At the close of the examination of Desiderio, counsel for Empire requested a continuance to bring in "someone that will demonstrate that the figures in the audit were correct" had the defendant provided true answers to Exh. 5. The court denied the request. (See Transcript pp 81-82). At the start of trial, counsel for Northeast sought to enforce a subpoena to have the plaintiff produce records and witnesses to establish that the audit was done in conformity with the terms of the policy which was strenuously opposed by Empire.2

Northeast argues that it disputed the conduct of the post policy audit and was never provided with documentation notwithstanding its further claim that the policy had been amended to provide for no post audit premiums above a cap of $1,350,000. The witness, Sarif, offered by the plaintiffs could not tell how the audit was done or how the Manual of Rules recited in the policy was applied. He was not familiar with any of the documentation other than testifying they qualified for admission under the business record rule

The defendant argues that the evidence failed to prove that the post policy audit premiums set forth in Exhibit 4, the bill had been proven.

The evidence in this case was conflicting as to whether (1) there was a cap pertaining to the premiums and (2) whether the audit was done in conformity with the contract. The Plaintiff was aware at all times from the pleadings in this case that the defendant was claiming in their many special defenses that the claim was disputed.

The court finds that the Plaintiff in this case has not CT Page 11367 produced sufficient evidence adduced at trial to convince the court that the post premium audit was not modified to provide for a cap of $1,350,000, or that the audit which came as a surprise was done in conformity with the contract. No explanation was provided for the balance claimed to which the defendant was entitled.
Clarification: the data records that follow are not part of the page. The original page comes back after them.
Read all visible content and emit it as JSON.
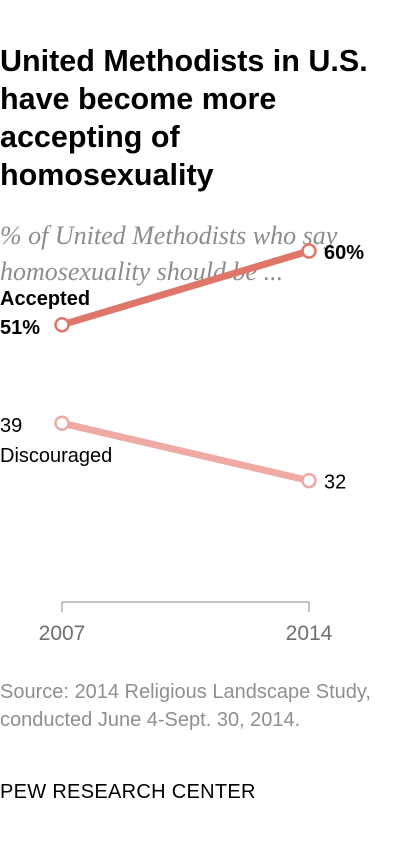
{
  "header": {
    "title": "United Methodists in U.S. have become more accepting of homosexuality",
    "subtitle": "% of United Methodists who say homosexuality should be ..."
  },
  "chart_data": {
    "type": "line",
    "x": [
      "2007",
      "2014"
    ],
    "series": [
      {
        "name": "Accepted",
        "values": [
          51,
          60
        ],
        "labels": [
          "51%",
          "60%"
        ],
        "color": "#e0756a",
        "emphasis": true
      },
      {
        "name": "Discouraged",
        "values": [
          39,
          32
        ],
        "labels": [
          "39",
          "32"
        ],
        "color": "#eeaaa3",
        "emphasis": false
      }
    ],
    "ylim": [
      0,
      100
    ],
    "grid": false,
    "xlabel": "",
    "ylabel": ""
  },
  "footer": {
    "source": "Source: 2014 Religious Landscape Study, conducted June 4-Sept. 30, 2014.",
    "org": "PEW RESEARCH CENTER"
  },
  "colors": {
    "accepted": "#e0756a",
    "discouraged": "#eeaaa3",
    "axis": "#8a8a8a",
    "muted_text": "#8f8f8f"
  }
}
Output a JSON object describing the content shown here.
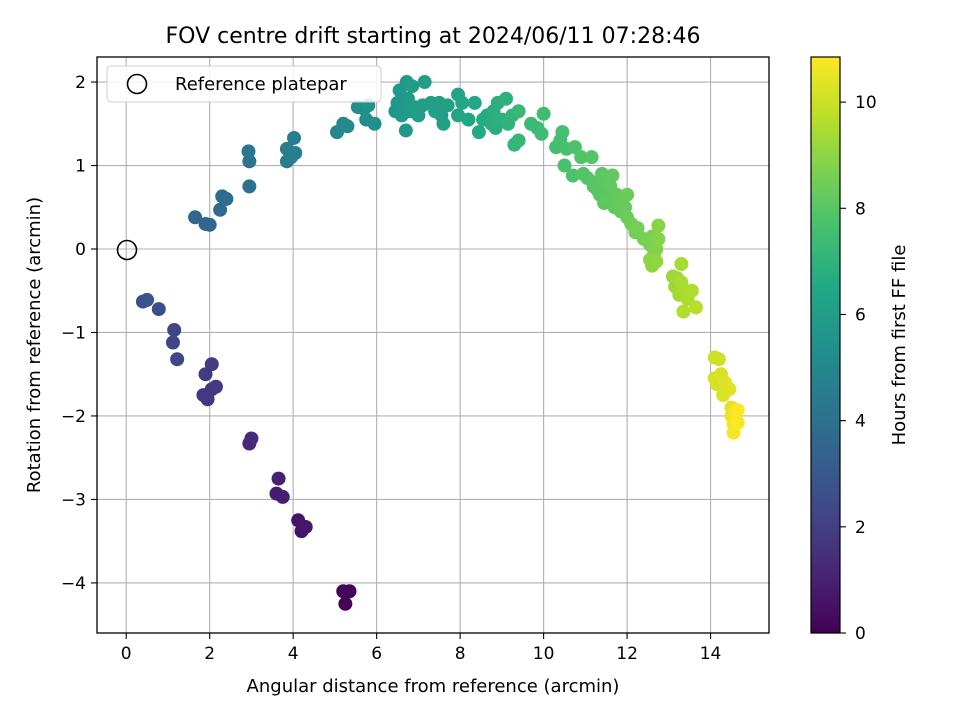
{
  "chart_data": {
    "type": "scatter",
    "title": "FOV centre drift starting at 2024/06/11 07:28:46",
    "xlabel": "Angular distance from reference (arcmin)",
    "ylabel": "Rotation from reference (arcmin)",
    "xlim": [
      -0.7,
      15.4
    ],
    "ylim": [
      -4.6,
      2.3
    ],
    "x_ticks": [
      0,
      2,
      4,
      6,
      8,
      10,
      12,
      14
    ],
    "y_ticks": [
      -4,
      -3,
      -2,
      -1,
      0,
      1,
      2
    ],
    "x_tick_labels": [
      "0",
      "2",
      "4",
      "6",
      "8",
      "10",
      "12",
      "14"
    ],
    "y_tick_labels": [
      "−4",
      "−3",
      "−2",
      "−1",
      "0",
      "1",
      "2"
    ],
    "grid": true,
    "legend": {
      "position": "top-left",
      "entries": [
        {
          "label": "Reference platepar",
          "marker": "open-circle",
          "x": 0,
          "y": 0
        }
      ]
    },
    "colorbar": {
      "label": "Hours from first FF file",
      "range": [
        0,
        10.85
      ],
      "ticks": [
        0,
        2,
        4,
        6,
        8,
        10
      ],
      "tick_labels": [
        "0",
        "2",
        "4",
        "6",
        "8",
        "10"
      ],
      "colormap": "viridis"
    },
    "points": [
      {
        "x": 5.25,
        "y": -4.25,
        "t": 0.05
      },
      {
        "x": 5.2,
        "y": -4.1,
        "t": 0.1
      },
      {
        "x": 5.35,
        "y": -4.1,
        "t": 0.15
      },
      {
        "x": 4.2,
        "y": -3.38,
        "t": 0.55
      },
      {
        "x": 4.12,
        "y": -3.25,
        "t": 0.6
      },
      {
        "x": 4.3,
        "y": -3.33,
        "t": 0.65
      },
      {
        "x": 3.6,
        "y": -2.93,
        "t": 0.85
      },
      {
        "x": 3.75,
        "y": -2.97,
        "t": 0.9
      },
      {
        "x": 3.65,
        "y": -2.75,
        "t": 0.95
      },
      {
        "x": 2.95,
        "y": -2.33,
        "t": 1.25
      },
      {
        "x": 3.0,
        "y": -2.27,
        "t": 1.3
      },
      {
        "x": 1.85,
        "y": -1.75,
        "t": 1.7
      },
      {
        "x": 1.95,
        "y": -1.8,
        "t": 1.75
      },
      {
        "x": 2.05,
        "y": -1.68,
        "t": 1.8
      },
      {
        "x": 2.15,
        "y": -1.65,
        "t": 1.82
      },
      {
        "x": 1.9,
        "y": -1.5,
        "t": 1.85
      },
      {
        "x": 2.05,
        "y": -1.38,
        "t": 1.9
      },
      {
        "x": 1.15,
        "y": -0.97,
        "t": 2.2
      },
      {
        "x": 1.12,
        "y": -1.12,
        "t": 2.22
      },
      {
        "x": 1.22,
        "y": -1.32,
        "t": 2.25
      },
      {
        "x": 0.78,
        "y": -0.72,
        "t": 2.55
      },
      {
        "x": 0.4,
        "y": -0.63,
        "t": 2.75
      },
      {
        "x": 0.5,
        "y": -0.61,
        "t": 2.8
      },
      {
        "x": 1.65,
        "y": 0.38,
        "t": 3.55
      },
      {
        "x": 1.9,
        "y": 0.3,
        "t": 3.6
      },
      {
        "x": 2.0,
        "y": 0.29,
        "t": 3.62
      },
      {
        "x": 2.25,
        "y": 0.47,
        "t": 3.75
      },
      {
        "x": 2.3,
        "y": 0.63,
        "t": 3.8
      },
      {
        "x": 2.4,
        "y": 0.6,
        "t": 3.85
      },
      {
        "x": 2.95,
        "y": 0.75,
        "t": 4.05
      },
      {
        "x": 2.95,
        "y": 1.05,
        "t": 4.15
      },
      {
        "x": 2.93,
        "y": 1.17,
        "t": 4.2
      },
      {
        "x": 3.85,
        "y": 1.05,
        "t": 4.45
      },
      {
        "x": 3.95,
        "y": 1.1,
        "t": 4.5
      },
      {
        "x": 4.05,
        "y": 1.15,
        "t": 4.55
      },
      {
        "x": 3.85,
        "y": 1.2,
        "t": 4.6
      },
      {
        "x": 4.02,
        "y": 1.33,
        "t": 4.65
      },
      {
        "x": 5.05,
        "y": 1.4,
        "t": 5.0
      },
      {
        "x": 5.2,
        "y": 1.5,
        "t": 5.05
      },
      {
        "x": 5.3,
        "y": 1.47,
        "t": 5.1
      },
      {
        "x": 5.55,
        "y": 1.7,
        "t": 5.25
      },
      {
        "x": 5.7,
        "y": 1.68,
        "t": 5.3
      },
      {
        "x": 5.75,
        "y": 1.55,
        "t": 5.35
      },
      {
        "x": 5.95,
        "y": 1.5,
        "t": 5.4
      },
      {
        "x": 5.8,
        "y": 1.72,
        "t": 5.45
      },
      {
        "x": 6.45,
        "y": 1.65,
        "t": 5.7
      },
      {
        "x": 6.5,
        "y": 1.75,
        "t": 5.72
      },
      {
        "x": 6.55,
        "y": 1.9,
        "t": 5.75
      },
      {
        "x": 6.6,
        "y": 1.6,
        "t": 5.78
      },
      {
        "x": 6.65,
        "y": 1.7,
        "t": 5.8
      },
      {
        "x": 6.7,
        "y": 1.42,
        "t": 5.82
      },
      {
        "x": 6.75,
        "y": 1.8,
        "t": 5.85
      },
      {
        "x": 6.8,
        "y": 1.65,
        "t": 5.88
      },
      {
        "x": 6.72,
        "y": 2.0,
        "t": 5.9
      },
      {
        "x": 6.85,
        "y": 1.95,
        "t": 5.93
      },
      {
        "x": 6.9,
        "y": 1.7,
        "t": 5.95
      },
      {
        "x": 7.0,
        "y": 1.6,
        "t": 5.98
      },
      {
        "x": 7.1,
        "y": 1.72,
        "t": 6.0
      },
      {
        "x": 7.15,
        "y": 2.0,
        "t": 6.02
      },
      {
        "x": 7.3,
        "y": 1.75,
        "t": 6.05
      },
      {
        "x": 7.4,
        "y": 1.65,
        "t": 6.08
      },
      {
        "x": 7.5,
        "y": 1.75,
        "t": 6.1
      },
      {
        "x": 7.55,
        "y": 1.6,
        "t": 6.12
      },
      {
        "x": 7.6,
        "y": 1.5,
        "t": 6.15
      },
      {
        "x": 7.7,
        "y": 1.72,
        "t": 6.18
      },
      {
        "x": 7.95,
        "y": 1.85,
        "t": 6.3
      },
      {
        "x": 7.95,
        "y": 1.6,
        "t": 6.35
      },
      {
        "x": 8.05,
        "y": 1.75,
        "t": 6.4
      },
      {
        "x": 8.2,
        "y": 1.55,
        "t": 6.45
      },
      {
        "x": 8.35,
        "y": 1.75,
        "t": 6.5
      },
      {
        "x": 8.45,
        "y": 1.4,
        "t": 6.55
      },
      {
        "x": 8.55,
        "y": 1.55,
        "t": 6.6
      },
      {
        "x": 8.65,
        "y": 1.6,
        "t": 6.65
      },
      {
        "x": 8.75,
        "y": 1.5,
        "t": 6.7
      },
      {
        "x": 8.8,
        "y": 1.65,
        "t": 6.75
      },
      {
        "x": 8.85,
        "y": 1.45,
        "t": 6.8
      },
      {
        "x": 8.9,
        "y": 1.75,
        "t": 6.85
      },
      {
        "x": 9.0,
        "y": 1.55,
        "t": 6.9
      },
      {
        "x": 9.1,
        "y": 1.8,
        "t": 6.95
      },
      {
        "x": 9.15,
        "y": 1.5,
        "t": 7.0
      },
      {
        "x": 9.25,
        "y": 1.6,
        "t": 7.05
      },
      {
        "x": 9.3,
        "y": 1.25,
        "t": 7.1
      },
      {
        "x": 9.4,
        "y": 1.3,
        "t": 7.15
      },
      {
        "x": 9.4,
        "y": 1.65,
        "t": 7.2
      },
      {
        "x": 9.7,
        "y": 1.5,
        "t": 7.3
      },
      {
        "x": 9.85,
        "y": 1.45,
        "t": 7.35
      },
      {
        "x": 9.95,
        "y": 1.38,
        "t": 7.4
      },
      {
        "x": 10.0,
        "y": 1.62,
        "t": 7.45
      },
      {
        "x": 10.3,
        "y": 1.22,
        "t": 7.55
      },
      {
        "x": 10.4,
        "y": 1.3,
        "t": 7.6
      },
      {
        "x": 10.45,
        "y": 1.4,
        "t": 7.62
      },
      {
        "x": 10.55,
        "y": 1.2,
        "t": 7.65
      },
      {
        "x": 10.5,
        "y": 1.0,
        "t": 7.7
      },
      {
        "x": 10.7,
        "y": 0.88,
        "t": 7.75
      },
      {
        "x": 10.75,
        "y": 1.22,
        "t": 7.8
      },
      {
        "x": 10.9,
        "y": 1.1,
        "t": 7.85
      },
      {
        "x": 10.95,
        "y": 0.9,
        "t": 7.88
      },
      {
        "x": 11.05,
        "y": 0.85,
        "t": 7.9
      },
      {
        "x": 11.15,
        "y": 1.1,
        "t": 7.92
      },
      {
        "x": 11.2,
        "y": 0.75,
        "t": 7.95
      },
      {
        "x": 11.25,
        "y": 0.8,
        "t": 7.98
      },
      {
        "x": 11.3,
        "y": 0.7,
        "t": 8.0
      },
      {
        "x": 11.35,
        "y": 0.65,
        "t": 8.02
      },
      {
        "x": 11.4,
        "y": 0.9,
        "t": 8.05
      },
      {
        "x": 11.45,
        "y": 0.55,
        "t": 8.08
      },
      {
        "x": 11.5,
        "y": 0.82,
        "t": 8.1
      },
      {
        "x": 11.55,
        "y": 0.6,
        "t": 8.12
      },
      {
        "x": 11.6,
        "y": 0.75,
        "t": 8.15
      },
      {
        "x": 11.65,
        "y": 0.88,
        "t": 8.18
      },
      {
        "x": 11.7,
        "y": 0.5,
        "t": 8.2
      },
      {
        "x": 11.75,
        "y": 0.65,
        "t": 8.22
      },
      {
        "x": 11.8,
        "y": 0.55,
        "t": 8.25
      },
      {
        "x": 11.85,
        "y": 0.45,
        "t": 8.28
      },
      {
        "x": 11.95,
        "y": 0.5,
        "t": 8.3
      },
      {
        "x": 12.0,
        "y": 0.65,
        "t": 8.35
      },
      {
        "x": 12.0,
        "y": 0.38,
        "t": 8.4
      },
      {
        "x": 12.1,
        "y": 0.3,
        "t": 8.45
      },
      {
        "x": 12.2,
        "y": 0.2,
        "t": 8.5
      },
      {
        "x": 12.25,
        "y": 0.25,
        "t": 8.55
      },
      {
        "x": 12.4,
        "y": 0.12,
        "t": 8.6
      },
      {
        "x": 12.55,
        "y": 0.05,
        "t": 8.65
      },
      {
        "x": 12.6,
        "y": 0.15,
        "t": 8.7
      },
      {
        "x": 12.65,
        "y": -0.05,
        "t": 8.75
      },
      {
        "x": 12.7,
        "y": 0.0,
        "t": 8.8
      },
      {
        "x": 12.75,
        "y": 0.12,
        "t": 8.85
      },
      {
        "x": 12.75,
        "y": 0.28,
        "t": 8.9
      },
      {
        "x": 12.55,
        "y": -0.13,
        "t": 8.95
      },
      {
        "x": 12.6,
        "y": -0.2,
        "t": 9.0
      },
      {
        "x": 12.7,
        "y": -0.15,
        "t": 9.05
      },
      {
        "x": 13.1,
        "y": -0.33,
        "t": 9.2
      },
      {
        "x": 13.15,
        "y": -0.45,
        "t": 9.25
      },
      {
        "x": 13.2,
        "y": -0.35,
        "t": 9.3
      },
      {
        "x": 13.25,
        "y": -0.55,
        "t": 9.35
      },
      {
        "x": 13.3,
        "y": -0.18,
        "t": 9.4
      },
      {
        "x": 13.3,
        "y": -0.4,
        "t": 9.42
      },
      {
        "x": 13.35,
        "y": -0.5,
        "t": 9.45
      },
      {
        "x": 13.45,
        "y": -0.6,
        "t": 9.5
      },
      {
        "x": 13.55,
        "y": -0.5,
        "t": 9.55
      },
      {
        "x": 13.35,
        "y": -0.75,
        "t": 9.6
      },
      {
        "x": 13.65,
        "y": -0.7,
        "t": 9.65
      },
      {
        "x": 14.1,
        "y": -1.3,
        "t": 10.0
      },
      {
        "x": 14.2,
        "y": -1.32,
        "t": 10.05
      },
      {
        "x": 14.1,
        "y": -1.55,
        "t": 10.1
      },
      {
        "x": 14.15,
        "y": -1.62,
        "t": 10.15
      },
      {
        "x": 14.25,
        "y": -1.5,
        "t": 10.2
      },
      {
        "x": 14.3,
        "y": -1.75,
        "t": 10.25
      },
      {
        "x": 14.35,
        "y": -1.6,
        "t": 10.3
      },
      {
        "x": 14.45,
        "y": -1.68,
        "t": 10.35
      },
      {
        "x": 14.5,
        "y": -1.9,
        "t": 10.5
      },
      {
        "x": 14.5,
        "y": -2.0,
        "t": 10.55
      },
      {
        "x": 14.55,
        "y": -2.1,
        "t": 10.6
      },
      {
        "x": 14.6,
        "y": -1.95,
        "t": 10.65
      },
      {
        "x": 14.6,
        "y": -2.05,
        "t": 10.7
      },
      {
        "x": 14.55,
        "y": -2.2,
        "t": 10.75
      },
      {
        "x": 14.65,
        "y": -2.08,
        "t": 10.8
      },
      {
        "x": 14.65,
        "y": -1.93,
        "t": 10.85
      }
    ]
  }
}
In Ormsby v. Frankel, 54 Conn. App. 98, 109 the court stated:

"Our role in reviewing an appeal based on the sufficiency of the evidence is well defined. Where the claim is that the evidence produced did not satisfy the burden of proof factually, the duty of an appellate court is well established. An appeal based on the sufficiency of evidence to support a factual finding carries a legal and practical restriction to review. The function of an appellate court is to review, and not to retry, the proceedings of the trial court . . . Further, we are authorized to reverse or modify the decision of the trial court only if we determine that the factual findings are clearly erroneous in view of the evidence and pleadings in the whole record, or that its decision is otherwise erroneous in law . . . The probative force of conflicting evidence is for the trier to determine. Bowman v. 1477 Central Avenue Apartments, Inc., 203 conn. 246, 257, 524 A.2d 619 (1987)." (Citations omitted; internal quotation marks omitted.) Jones v. Ippoliti, 52 Conn. App. 199, 206-207, 727 A.2d 713 (1999). "[W]e must determine, in the light most favorable to sustaining the verdict, whether the totality of the evidence, including reasonable inferences therefrom, supports the jury's verdict . . ." (Emphasis in original; internal quotation marks omitted.) Paige v. St. Andrews Roman Catholic Church Corp. , 247 Conn. 24, 30, 718 A.2d 425 (1998)."

The court need not address all the special defenses specifically since the content and the testimony provided therein has assisted the court to conclude that judgment be entered in favor of the defendant Northeast.

Northeast has failed to meet the required burden of proof as to the counterclaim. Accordingly, judgment is entered in favor of the Plaintiff as to the counterclaim.